Hardfacing on high-strength steels: Properties of multiple times heated heat-affected zones

The use of high-strength steels as base materials for hardfacing is becoming increasingly important, particularly in applications subjected to frequent dynamic loads (e.g., demolition shears). The heat-affected zone (HAZ) of hardfaced components is significantly more complex than that in conventional welded joints. Adjacent hardfacing layers lead to the formation of HAZ subzones that undergo multiple thermal cycles, and these zones have not been thoroughly investigated before. High-strength steels are more sensitive to thermal cycles, and the properties of the HAZ subzones fundamentally determine the load-bearing capacity of hardfaced parts. In this study, S690QL, S960QL, and S1100QL base materials were used.

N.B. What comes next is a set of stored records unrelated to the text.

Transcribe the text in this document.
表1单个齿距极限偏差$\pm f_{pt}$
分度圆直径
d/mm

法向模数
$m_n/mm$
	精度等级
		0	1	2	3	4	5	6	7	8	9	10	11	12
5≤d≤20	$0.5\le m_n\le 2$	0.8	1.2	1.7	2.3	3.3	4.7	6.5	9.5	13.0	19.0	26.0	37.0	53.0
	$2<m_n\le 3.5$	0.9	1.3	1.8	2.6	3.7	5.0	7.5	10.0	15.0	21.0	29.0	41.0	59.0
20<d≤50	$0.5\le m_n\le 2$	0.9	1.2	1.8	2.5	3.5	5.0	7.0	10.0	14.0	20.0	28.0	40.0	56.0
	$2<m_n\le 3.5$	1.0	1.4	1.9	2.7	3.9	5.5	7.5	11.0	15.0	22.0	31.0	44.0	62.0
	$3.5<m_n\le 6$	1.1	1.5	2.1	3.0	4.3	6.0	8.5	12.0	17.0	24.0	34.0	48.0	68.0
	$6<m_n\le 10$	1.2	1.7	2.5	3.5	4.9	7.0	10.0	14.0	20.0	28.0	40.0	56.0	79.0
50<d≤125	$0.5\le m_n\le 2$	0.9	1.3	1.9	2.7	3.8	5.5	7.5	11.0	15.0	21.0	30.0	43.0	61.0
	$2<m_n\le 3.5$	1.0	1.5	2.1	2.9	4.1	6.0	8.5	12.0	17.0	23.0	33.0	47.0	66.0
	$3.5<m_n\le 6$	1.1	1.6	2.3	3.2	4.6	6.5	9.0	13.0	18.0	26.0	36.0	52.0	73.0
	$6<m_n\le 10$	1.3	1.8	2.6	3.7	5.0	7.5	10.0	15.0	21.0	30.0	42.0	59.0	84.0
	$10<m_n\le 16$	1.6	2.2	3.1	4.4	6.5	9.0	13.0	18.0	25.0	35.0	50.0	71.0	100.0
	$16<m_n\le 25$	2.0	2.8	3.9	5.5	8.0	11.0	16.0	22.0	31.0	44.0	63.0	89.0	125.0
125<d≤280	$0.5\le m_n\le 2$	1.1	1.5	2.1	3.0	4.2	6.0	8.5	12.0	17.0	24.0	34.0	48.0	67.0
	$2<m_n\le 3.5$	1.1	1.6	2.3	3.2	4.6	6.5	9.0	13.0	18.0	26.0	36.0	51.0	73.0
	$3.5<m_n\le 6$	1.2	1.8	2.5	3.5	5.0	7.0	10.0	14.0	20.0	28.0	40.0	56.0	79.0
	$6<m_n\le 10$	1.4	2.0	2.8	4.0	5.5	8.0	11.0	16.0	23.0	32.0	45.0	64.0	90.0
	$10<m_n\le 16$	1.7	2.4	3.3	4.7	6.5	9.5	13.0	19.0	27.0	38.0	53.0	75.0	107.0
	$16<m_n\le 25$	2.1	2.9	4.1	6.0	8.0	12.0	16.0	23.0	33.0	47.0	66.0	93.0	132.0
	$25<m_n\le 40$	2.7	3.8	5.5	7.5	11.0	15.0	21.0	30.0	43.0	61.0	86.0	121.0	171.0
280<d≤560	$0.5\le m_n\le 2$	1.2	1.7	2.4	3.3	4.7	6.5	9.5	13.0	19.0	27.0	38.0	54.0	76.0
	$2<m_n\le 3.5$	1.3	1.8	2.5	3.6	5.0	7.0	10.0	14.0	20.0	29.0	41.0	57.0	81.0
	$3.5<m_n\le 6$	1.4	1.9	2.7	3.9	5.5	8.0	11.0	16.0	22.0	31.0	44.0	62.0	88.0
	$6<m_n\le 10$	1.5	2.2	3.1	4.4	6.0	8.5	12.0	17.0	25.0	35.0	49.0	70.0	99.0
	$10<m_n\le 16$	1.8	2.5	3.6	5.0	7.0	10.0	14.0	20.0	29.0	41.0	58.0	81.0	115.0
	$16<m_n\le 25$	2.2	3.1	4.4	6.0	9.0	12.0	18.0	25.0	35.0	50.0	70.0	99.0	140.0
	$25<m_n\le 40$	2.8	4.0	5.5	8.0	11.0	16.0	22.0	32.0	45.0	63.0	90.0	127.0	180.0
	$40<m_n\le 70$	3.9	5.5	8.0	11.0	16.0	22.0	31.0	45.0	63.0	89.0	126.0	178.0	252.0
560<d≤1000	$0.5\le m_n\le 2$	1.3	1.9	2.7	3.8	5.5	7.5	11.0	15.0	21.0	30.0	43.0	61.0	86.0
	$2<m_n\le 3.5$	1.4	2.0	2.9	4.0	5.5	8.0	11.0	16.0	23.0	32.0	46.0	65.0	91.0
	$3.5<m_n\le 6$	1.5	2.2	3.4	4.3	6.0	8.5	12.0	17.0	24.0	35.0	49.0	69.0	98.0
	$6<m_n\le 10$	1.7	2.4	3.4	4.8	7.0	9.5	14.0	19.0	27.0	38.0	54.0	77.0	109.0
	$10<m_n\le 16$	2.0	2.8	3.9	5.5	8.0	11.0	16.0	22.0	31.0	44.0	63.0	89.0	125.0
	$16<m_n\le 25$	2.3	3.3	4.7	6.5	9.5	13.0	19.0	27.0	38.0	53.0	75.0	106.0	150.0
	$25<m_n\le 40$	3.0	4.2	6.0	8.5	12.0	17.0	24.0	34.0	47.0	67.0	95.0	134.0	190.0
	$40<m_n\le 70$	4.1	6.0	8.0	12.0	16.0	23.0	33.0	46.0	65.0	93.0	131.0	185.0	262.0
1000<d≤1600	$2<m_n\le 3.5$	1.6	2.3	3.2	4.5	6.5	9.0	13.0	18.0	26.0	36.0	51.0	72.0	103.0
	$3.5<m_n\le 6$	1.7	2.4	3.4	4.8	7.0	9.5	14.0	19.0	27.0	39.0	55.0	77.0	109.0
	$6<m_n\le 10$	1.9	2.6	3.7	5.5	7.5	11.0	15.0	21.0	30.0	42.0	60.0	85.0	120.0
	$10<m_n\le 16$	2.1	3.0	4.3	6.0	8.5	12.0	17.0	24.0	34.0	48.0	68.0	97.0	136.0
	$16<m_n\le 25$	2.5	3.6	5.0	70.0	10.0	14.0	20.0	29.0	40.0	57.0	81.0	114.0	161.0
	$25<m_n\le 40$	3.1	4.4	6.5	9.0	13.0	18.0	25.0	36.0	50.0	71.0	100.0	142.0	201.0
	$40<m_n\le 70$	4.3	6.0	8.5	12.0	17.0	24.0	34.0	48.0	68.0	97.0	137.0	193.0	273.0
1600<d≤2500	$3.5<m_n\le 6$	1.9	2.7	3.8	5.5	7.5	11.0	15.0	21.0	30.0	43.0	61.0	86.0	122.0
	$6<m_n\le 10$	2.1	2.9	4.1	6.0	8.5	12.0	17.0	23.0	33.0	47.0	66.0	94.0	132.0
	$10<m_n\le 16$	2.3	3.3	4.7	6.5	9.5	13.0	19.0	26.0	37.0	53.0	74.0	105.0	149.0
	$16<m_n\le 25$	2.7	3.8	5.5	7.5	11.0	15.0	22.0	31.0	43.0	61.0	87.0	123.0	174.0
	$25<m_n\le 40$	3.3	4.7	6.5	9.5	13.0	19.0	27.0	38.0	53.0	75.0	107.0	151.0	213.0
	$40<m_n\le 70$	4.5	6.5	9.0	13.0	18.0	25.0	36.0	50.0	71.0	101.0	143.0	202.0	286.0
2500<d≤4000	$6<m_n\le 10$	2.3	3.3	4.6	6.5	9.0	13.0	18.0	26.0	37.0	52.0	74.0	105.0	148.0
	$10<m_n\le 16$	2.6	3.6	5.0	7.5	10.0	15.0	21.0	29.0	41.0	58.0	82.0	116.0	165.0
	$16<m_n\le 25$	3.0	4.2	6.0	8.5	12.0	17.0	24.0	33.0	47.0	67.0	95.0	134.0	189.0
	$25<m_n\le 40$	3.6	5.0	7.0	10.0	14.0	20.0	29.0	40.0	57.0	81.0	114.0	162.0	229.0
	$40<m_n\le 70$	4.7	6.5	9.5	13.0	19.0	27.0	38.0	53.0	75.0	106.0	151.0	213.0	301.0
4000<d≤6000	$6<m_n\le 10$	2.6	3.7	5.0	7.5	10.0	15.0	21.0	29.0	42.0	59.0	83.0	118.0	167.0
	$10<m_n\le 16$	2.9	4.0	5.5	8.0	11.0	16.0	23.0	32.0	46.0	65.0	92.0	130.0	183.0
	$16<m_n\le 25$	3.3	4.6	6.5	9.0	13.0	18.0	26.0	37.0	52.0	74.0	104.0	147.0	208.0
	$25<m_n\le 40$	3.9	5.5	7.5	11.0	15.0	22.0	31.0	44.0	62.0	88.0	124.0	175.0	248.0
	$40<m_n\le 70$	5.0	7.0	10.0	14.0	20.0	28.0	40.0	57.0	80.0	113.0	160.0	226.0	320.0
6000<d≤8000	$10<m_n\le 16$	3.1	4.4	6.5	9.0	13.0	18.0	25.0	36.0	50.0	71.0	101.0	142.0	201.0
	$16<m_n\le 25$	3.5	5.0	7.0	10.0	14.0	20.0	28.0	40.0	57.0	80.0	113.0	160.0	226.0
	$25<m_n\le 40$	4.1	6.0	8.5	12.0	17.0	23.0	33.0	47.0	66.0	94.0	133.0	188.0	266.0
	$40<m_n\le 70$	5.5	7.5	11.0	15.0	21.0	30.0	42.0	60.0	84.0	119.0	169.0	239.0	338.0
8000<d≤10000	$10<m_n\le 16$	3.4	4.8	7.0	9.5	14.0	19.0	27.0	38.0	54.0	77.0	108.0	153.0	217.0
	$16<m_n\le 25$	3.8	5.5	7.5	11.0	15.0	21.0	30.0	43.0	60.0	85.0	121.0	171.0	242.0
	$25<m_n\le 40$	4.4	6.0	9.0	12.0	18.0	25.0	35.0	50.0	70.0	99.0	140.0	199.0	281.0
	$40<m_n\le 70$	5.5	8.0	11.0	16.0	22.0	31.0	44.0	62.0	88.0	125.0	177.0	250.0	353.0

Hardness testing identified the subzones subjected to three thermal cycles as the most critical. These specific subzones were reproduced using a Gleeble physical simulator by applying three successive thermal cycles. Instrumented impact tests were performed on the simulated specimens, and the results were analyzed statistically. Fractographic analysis was also conducted, revealing clear differences between fractured specimens through quantitative evaluation. For S690QL, the impact properties of the critical subzones did not show significant changes. In contrast, for S960QL, the subzones exposed to three thermal cycles demonstrated improved impact energy with reduced impact force. Surprisingly, the HAZ subzones of S1100QL exhibited impact energies more than three times higher than those of the base material. These results clearly indicate that the subzones subjected to three thermal cycles are softer, yet their impact properties are equal to or better than those of the base material.